While I dug this aspect, it also yielded my most significant frustration; the majority of people will only play through the game once, so the developers may have put all their resources into an admirable, but somewhat misguided goal. But the real kicker is that those resources could have been applied to Alpha Protocol's other areas that desperately needed additional attention. The game's more action-y moments are riddled with bugs and flaws that don't ruin the experience, but certainly pull you from it. The cover system is clunky, often leaving you unprotected or trying to hide behind something that's not recognized as a cover spot; A.I. behaviors range from dumb-as-dirt to spot-on -- oh, and sometimes they float in the air, too; jarring loads halt the action; items clip through each other often; and Thorton's walking-crouch animation makes him look more like a wounded animal than a highly-trained licensed killer.
Coming off a year that gave us visual third-person stunners such as Uncharted 2 and Assassin's Creed 2 doesn't help Alpha Protocol either. Its dated graphics, relying on bland color combinations like gray and white to capture Moscow's dreary winter, and brown and tan to remind us that the Middle East is really sandy, lack the level of detail we've come to expect. On the flip side, the characters are quite colorful; I totally expected Alpha Protocol's story to be a super-serious Tom Clancy-wannabe, but a crazy-ass cast, including that aforementioned bodyguard who's actually a mute teen girl with a Hot Topic wardrobe, add some unexpected style. There's also a shapely she-mercenary, whose guns are only outsized by her breasts, that easily could have been pulled from the Metal Gear Solid book of bizarre bosses. Even Thorton is at his best when you play him as a flirtatious Bond-like cad. It may come up short on production values, but Alpha Protocol is surprisingly brimming with personality.

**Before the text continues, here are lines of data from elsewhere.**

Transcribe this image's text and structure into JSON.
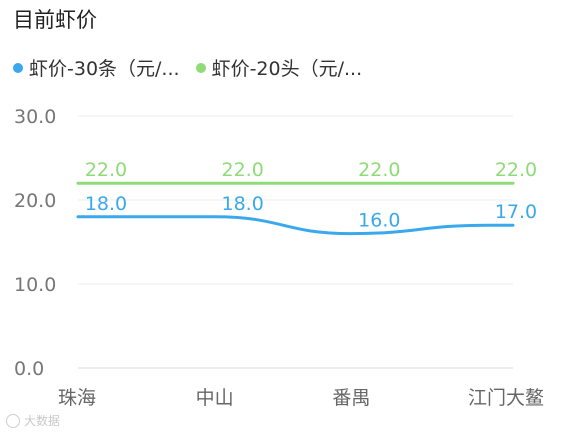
{
  "title": "目前虾价",
  "footer_text": "大数据",
  "chart_data": {
    "type": "line",
    "categories": [
      "珠海",
      "中山",
      "番禺",
      "江门大鳌"
    ],
    "series": [
      {
        "name": "虾价-30条（元/...",
        "color": "#3aa8ec",
        "values": [
          18.0,
          18.0,
          16.0,
          17.0
        ],
        "labels": [
          "18.0",
          "18.0",
          "16.0",
          "17.0"
        ]
      },
      {
        "name": "虾价-20头（元/...",
        "color": "#8edb78",
        "values": [
          22.0,
          22.0,
          22.0,
          22.0
        ],
        "labels": [
          "22.0",
          "22.0",
          "22.0",
          "22.0"
        ]
      }
    ],
    "yticks": [
      "30.0",
      "20.0",
      "10.0",
      "0.0"
    ],
    "ylim": [
      0,
      30
    ],
    "grid": true,
    "legend_position": "top-left",
    "smooth": true
  }
}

While its obvious Obsidian poured their hearts and souls into the game, especially its RPG elements, it would have benefited from more polish than passion. There's plenty of reason to recommend Alpha Protocol, but for many, its easy-target shortcomings will no doubt cast a dark shadow over its better ideas. Despite its flaws, I was won over by its varied gameplay, conspiracy-heavy, character-driven story, and engaging mix of action, stealth, and role-playing elements. It doesn't match Mass Effect 2's Game of the Year-like quality, but it does make me want to assassinate, neck-snap, interrogate, hack, zip-line, and globe-trot my way to its other possible endings.